Re: [patch 00/13] sched/treewide: Clean up various racy task affinity issues

From: Peter Zijlstra
Date: Thu Apr 13 2017 - 05:02:44 EST


On Wed, Apr 12, 2017 at 10:07:26PM +0200, Thomas Gleixner wrote:
> While dealing with the fallout of the scheduler cleanups on RT, we found
> several racy usage sites of the following scheme:
>
> cpumask_copy(&save_cpus_allowed, &current->cpus_allowed);
> set_cpus_allowed_ptr(current, cpumask_of(cpu));
> do_stuff();
> set_cpus_allowed_ptr(current, &save_cpus_allowed);
>
> That's racy in two aspects:
>
> 1) Nothing prevents the CPU from being unplugged after the temporary
> affinity setting is in place. This results on code being executed on the
> wrong CPU(s).
>
> 2) Nothing prevents a concurrent affinity setting from user space.

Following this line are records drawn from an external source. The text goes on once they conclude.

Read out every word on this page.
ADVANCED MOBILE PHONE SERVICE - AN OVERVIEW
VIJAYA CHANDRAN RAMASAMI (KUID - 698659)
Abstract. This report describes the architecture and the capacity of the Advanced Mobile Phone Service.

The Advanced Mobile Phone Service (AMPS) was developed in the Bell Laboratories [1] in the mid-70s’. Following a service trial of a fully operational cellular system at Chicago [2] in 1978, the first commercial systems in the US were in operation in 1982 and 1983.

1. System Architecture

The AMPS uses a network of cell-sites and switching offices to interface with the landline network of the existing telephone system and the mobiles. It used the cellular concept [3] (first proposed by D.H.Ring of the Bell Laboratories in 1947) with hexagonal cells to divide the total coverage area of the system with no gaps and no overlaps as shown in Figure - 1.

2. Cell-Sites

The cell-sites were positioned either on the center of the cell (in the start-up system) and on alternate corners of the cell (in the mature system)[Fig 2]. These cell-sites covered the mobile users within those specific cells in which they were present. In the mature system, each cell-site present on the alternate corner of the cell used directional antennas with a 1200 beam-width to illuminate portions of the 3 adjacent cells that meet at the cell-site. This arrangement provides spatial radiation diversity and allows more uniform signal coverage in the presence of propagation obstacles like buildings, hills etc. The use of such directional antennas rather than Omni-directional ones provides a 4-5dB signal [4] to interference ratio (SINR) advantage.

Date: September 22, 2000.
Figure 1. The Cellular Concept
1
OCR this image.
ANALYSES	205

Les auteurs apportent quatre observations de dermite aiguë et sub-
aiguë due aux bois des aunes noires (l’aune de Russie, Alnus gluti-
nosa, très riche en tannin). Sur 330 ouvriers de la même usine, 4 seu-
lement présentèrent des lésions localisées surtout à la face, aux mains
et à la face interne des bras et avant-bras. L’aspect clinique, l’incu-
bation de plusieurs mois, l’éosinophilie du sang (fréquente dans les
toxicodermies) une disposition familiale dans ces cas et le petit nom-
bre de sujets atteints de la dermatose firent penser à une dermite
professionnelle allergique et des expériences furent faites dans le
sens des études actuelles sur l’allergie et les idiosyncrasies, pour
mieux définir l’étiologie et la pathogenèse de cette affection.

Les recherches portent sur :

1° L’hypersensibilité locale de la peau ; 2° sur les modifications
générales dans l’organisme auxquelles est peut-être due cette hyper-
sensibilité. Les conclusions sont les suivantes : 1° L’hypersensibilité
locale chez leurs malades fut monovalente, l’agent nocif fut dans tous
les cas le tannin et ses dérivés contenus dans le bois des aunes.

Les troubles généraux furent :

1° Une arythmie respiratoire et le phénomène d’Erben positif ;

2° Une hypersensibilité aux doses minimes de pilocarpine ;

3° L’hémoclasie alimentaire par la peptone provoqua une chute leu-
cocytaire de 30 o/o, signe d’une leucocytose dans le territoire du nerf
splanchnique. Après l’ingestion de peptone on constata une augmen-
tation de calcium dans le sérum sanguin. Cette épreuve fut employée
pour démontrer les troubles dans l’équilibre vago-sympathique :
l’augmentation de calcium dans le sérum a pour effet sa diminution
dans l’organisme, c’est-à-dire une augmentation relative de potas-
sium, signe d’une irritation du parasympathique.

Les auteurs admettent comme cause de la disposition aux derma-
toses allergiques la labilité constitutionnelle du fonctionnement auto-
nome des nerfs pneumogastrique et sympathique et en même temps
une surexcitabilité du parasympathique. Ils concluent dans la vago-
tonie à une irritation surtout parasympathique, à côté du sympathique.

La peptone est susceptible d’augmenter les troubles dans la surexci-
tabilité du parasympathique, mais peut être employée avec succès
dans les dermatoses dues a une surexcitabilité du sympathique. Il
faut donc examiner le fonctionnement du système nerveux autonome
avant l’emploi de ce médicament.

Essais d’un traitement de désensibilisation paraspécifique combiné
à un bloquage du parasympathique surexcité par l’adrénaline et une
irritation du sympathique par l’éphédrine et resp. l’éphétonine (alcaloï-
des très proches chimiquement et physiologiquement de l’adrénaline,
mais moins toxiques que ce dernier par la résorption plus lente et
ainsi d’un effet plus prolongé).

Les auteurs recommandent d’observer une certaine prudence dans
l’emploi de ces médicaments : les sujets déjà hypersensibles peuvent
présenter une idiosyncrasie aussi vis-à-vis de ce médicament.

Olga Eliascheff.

That
> also results in code being executed on the wrong CPU(s) and the restore
> of the previous affinity setting overwrites the new one.
>
> Various variants of cleanups:
>
> - Removal, because the calling thread is already guaranteed to run on the
> correct CPU.
>
> - Conversion to smp function calls (simple register read/write)
>
> - Conversion to work_on_cpu(). There were even files containing comments
> to that effect.
>
> - The rest needs seperate hotplug protection for work_on_cpu(). To avoid open
> coding the
>
> get_online_cpus();
> if (cpu_online(cpu))
> ret = do_stuff();
> else
> ret = -ENODEV;
> put_online_cpus();
>
> scheme this series provides a new helper function work_on_cpu_safe()
> which implements the above.
>
> Aside of fixing these races this allows to restrict the access to
> current->cpus_allowed with a follow up series.

Looks good, thanks for tackling these!